The bill, which sets out to shed light on corporate and interest group campaign spending, faces an uphill battle in the Senate. A constitutional challenge would be inevitable. And even if the legislation is enacted and upheld, it will do little to fundamentally shift the balance away from private money in American elections.
Even the political advantage Democrats may have hoped to gain by championing reforms is blunted by the perception that the DISCLOSE Act includes special carve-outs for the National Rifle Association and other influential groups.
Not that the bill is a total loss. Sen. Charles Schumer, D-N.Y., and Rep. Chris Van Hollen, D-Md., authored it as a well-intentioned response to the Supreme Court's ruling this year to reverse the ban on direct corporate and union campaign spending. In addition to beefed-up disclosure rules, the bill bars direct election expenditures by corporations that are substantially foreign-owned and those that have large government contracts.
Many of the attacks on the bill, which hit a wall of opposition from GOP leaders and from the U.S. Chamber of Commerce, didn't hold water. Opponents cast the bill as a partisan power grab that favored unions over corporations. Though some provisions simply would not affect unions, such as the curbs on contractors and foreign-owned companies, the disclosure rules apply across the board.
Even the deal struck with the NRA was not as bad as it looked. The bill was amended during negotiations to exempt large membership organizations with a national presence, most notably the NRA. After a storm of criticism over the special treatment lavished on the gun lobby, the exemption was broadened to capture a broader range of interest groups, including the Sierra Club. Reform advocates were still not happy, but they ultimately backed the bill.
As Van Hollen noted, however, the bill was never really aimed at nationally known membership organizations, but at the secretive front groups that many fear big corporations will now exploit in the wake of the Citizens United ruling. The bill "will shine a light on political expenditures and ensure that shadowy special interests, sham organizations and dummy corporations cannot mislead voters," Van Hollen said after its enactment.
Even so, the bill has been problematic from the start. Because the legislation captures not just big corporations but all incorporated groups -- whether they be nonprofit civic organizations, advocacy groups or trade associations -- Schumer and Van Hollen walked into a hornets' nest.
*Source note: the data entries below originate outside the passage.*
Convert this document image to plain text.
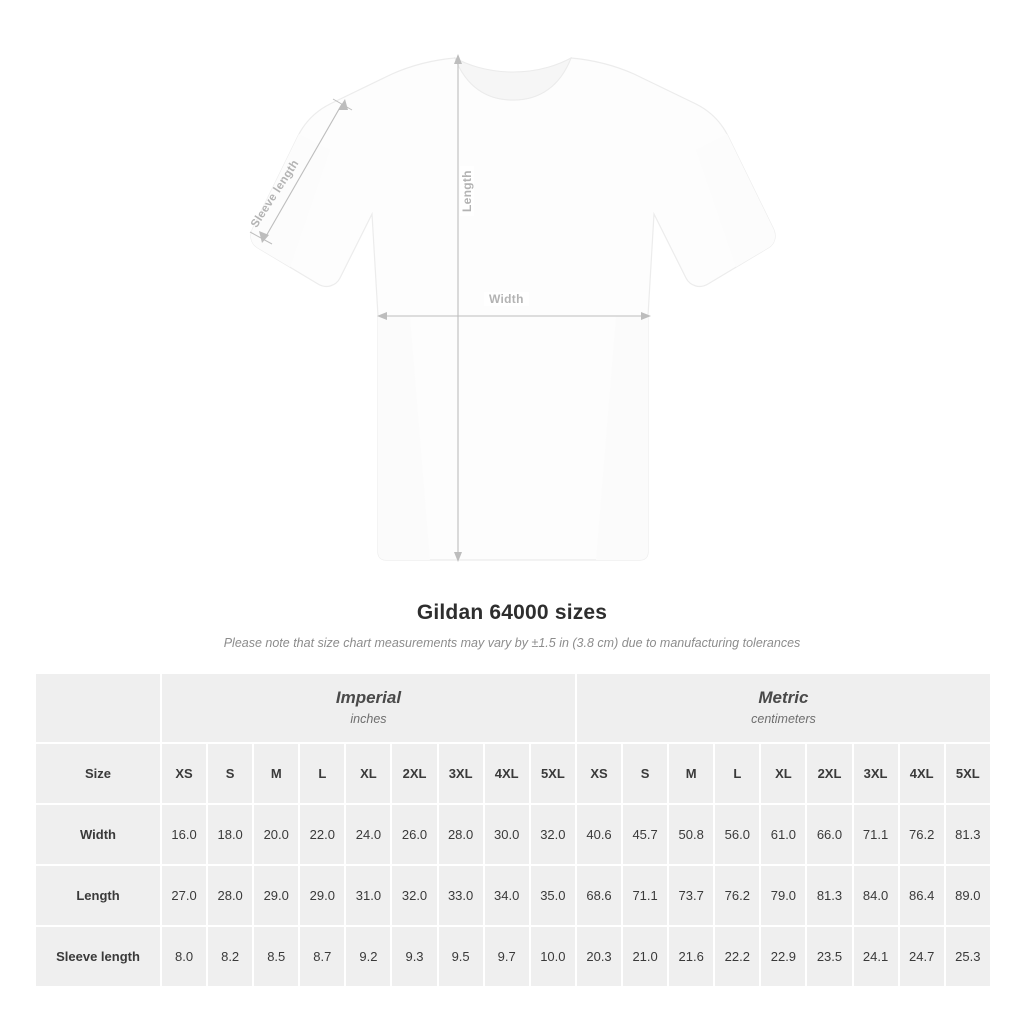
Width
Length
Sleeve length
Gildan 64000 sizes
Please note that size chart measurements may vary by ±1.5 in (3.8 cm) due to manufacturing tolerances

Imperial
inches

Metric
centimeters

Size	XS	S	M	L	XL	2XL	3XL	4XL	5XL	XS	S	M	L	XL	2XL	3XL	4XL	5XL
Width	16.0	18.0	20.0	22.0	24.0	26.0	28.0	30.0	32.0	40.6	45.7	50.8	56.0	61.0	66.0	71.1	76.2	81.3
Length	27.0	28.0	29.0	29.0	31.0	32.0	33.0	34.0	35.0	68.6	71.1	73.7	76.2	79.0	81.3	84.0	86.4	89.0
Sleeve length	8.0	8.2	8.5	8.7	9.2	9.3	9.5	9.7	10.0	20.3	21.0	21.6	22.2	22.9	23.5	24.1	24.7	25.3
It's one thing to go after corporate behemoths such as BP and AIG. It's another to tell citizen groups, including many of Democrats' liberal allies, to reveal their top campaign donors.
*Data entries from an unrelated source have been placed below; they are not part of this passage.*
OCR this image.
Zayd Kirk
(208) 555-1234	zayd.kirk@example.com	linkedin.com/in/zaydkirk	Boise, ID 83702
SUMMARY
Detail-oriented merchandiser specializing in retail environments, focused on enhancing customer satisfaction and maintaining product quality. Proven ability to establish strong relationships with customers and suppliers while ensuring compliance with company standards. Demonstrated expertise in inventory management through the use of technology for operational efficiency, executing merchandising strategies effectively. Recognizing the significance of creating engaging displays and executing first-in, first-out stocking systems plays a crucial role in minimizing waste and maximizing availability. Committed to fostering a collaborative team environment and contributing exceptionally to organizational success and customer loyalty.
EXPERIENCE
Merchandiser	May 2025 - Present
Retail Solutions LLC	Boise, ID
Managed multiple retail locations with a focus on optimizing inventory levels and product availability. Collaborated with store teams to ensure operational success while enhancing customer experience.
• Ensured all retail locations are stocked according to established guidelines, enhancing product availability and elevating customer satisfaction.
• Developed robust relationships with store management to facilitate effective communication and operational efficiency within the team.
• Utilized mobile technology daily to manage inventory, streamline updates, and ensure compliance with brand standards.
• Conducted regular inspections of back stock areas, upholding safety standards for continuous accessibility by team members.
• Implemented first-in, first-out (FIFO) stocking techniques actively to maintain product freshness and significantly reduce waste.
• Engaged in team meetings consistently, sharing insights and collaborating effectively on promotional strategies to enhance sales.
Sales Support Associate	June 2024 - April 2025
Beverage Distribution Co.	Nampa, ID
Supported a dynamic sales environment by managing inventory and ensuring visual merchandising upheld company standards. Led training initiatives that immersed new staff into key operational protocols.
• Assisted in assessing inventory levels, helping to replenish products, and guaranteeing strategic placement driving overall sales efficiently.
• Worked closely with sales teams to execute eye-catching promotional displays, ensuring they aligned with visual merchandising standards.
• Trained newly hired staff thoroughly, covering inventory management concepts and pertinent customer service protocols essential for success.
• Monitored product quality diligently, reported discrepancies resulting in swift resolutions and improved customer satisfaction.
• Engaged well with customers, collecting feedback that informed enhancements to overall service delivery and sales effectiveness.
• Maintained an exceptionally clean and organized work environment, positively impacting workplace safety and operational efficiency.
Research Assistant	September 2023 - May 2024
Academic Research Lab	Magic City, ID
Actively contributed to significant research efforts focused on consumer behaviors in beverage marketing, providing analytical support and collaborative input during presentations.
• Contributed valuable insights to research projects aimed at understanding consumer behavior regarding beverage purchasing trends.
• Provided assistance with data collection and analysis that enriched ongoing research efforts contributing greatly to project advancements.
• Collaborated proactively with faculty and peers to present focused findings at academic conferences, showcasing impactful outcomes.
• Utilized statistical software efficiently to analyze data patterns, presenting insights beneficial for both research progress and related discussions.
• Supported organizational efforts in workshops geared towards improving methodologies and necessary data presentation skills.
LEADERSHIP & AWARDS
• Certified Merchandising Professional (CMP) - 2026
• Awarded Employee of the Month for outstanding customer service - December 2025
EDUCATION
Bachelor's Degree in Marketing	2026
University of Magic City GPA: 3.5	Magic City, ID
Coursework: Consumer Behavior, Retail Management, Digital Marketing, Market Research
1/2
The bill "would wipe away donor anonymity -- most notably, that of small donors to smaller and more controversial organizations, even when those donors have nothing to do with that organization's political speech," said Michael MacCleod-Ball, the ACLU's chief legislative and policy counsel. "It would also restrict speech rights in an arbitrary manner, favoring one type of organization over another."
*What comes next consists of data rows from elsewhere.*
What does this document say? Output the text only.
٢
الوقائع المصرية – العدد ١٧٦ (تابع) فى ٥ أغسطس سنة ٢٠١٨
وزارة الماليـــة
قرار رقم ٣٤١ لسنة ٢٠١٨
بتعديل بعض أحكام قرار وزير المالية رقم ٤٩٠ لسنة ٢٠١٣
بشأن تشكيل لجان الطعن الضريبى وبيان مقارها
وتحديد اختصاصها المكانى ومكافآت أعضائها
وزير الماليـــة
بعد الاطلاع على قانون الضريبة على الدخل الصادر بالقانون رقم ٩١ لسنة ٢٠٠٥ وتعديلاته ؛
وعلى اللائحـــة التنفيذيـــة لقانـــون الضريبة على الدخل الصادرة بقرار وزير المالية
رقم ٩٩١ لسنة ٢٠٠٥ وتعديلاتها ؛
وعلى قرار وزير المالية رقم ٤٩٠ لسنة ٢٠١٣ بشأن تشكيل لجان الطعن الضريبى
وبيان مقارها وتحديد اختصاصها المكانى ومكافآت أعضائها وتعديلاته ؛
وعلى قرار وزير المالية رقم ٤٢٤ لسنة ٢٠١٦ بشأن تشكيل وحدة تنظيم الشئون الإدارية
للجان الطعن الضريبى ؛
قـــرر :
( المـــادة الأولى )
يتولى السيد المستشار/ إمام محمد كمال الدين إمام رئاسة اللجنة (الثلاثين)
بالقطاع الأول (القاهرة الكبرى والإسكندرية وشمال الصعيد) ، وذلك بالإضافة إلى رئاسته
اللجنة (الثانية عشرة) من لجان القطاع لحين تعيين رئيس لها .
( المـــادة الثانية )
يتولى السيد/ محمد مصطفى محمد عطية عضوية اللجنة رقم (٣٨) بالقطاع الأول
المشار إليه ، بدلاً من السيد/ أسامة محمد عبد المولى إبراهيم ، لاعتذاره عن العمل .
More importantly, the bill missed an opportunity to inject public funding into elections, a "floors-not-ceilings" approach that is endorsed by a growing coalition of election law experts. Some reform advocates have complained from the start that the DISCLOSE Act did not go far enough.
They're pushing for House action on the Fair Elections Now Act, which would provide matching public funds to congressional candidates who collect small donations. Authored by Rep. John Larson, D-Conn., that bill has 156 cosponsors in the House. The Senate version is authored by Illinois Democrat Dick Durbin.
Of course, public financing is a political nonstarter, given intransigent GOP opposition to what Republicans deride as taxpayer funding for elections. Ironically, though, a simple bill that bolsters campaigns from the ground up, rather than imposing complex new rules from the top down, could prove less controversial in the long run. Public financing enjoys growing voter support, polls show, and it may be one of the few reforms that would pass muster with the increasingly deregulatory Supreme Court.
In the meantime, Democratic leaders remain publicly committed to the DISCLOSE Act. President Obama has made it a leading priority, and Schumer and Senate Majority Leader Harry Reid, D-Nev., have pledged to push hard for it in the Senate. Reid has announced that 50 senators now back the bill. However, he's also been quoted as saying that he lacks the 60 votes needed to overcome an expected filibuster.
"This has got a sheer-cliff, steep climb to ever make it out of the Senate," said R. Bruce Josten, the chamber's executive vice president of government affairs, who's spoken out vigorously against the DISCLOSE Act in recent weeks.
In theory, a bill that improves accountability and transparency in political campaigns should enjoy broad, bipartisan support. The acronym that gives this bill its name, if something of a mouthful, cannot be contested: Democracy Is Strengthened by Casting Light on Elections. But for better or worse, the DISCLOSE Act is starting to fall of its own weight.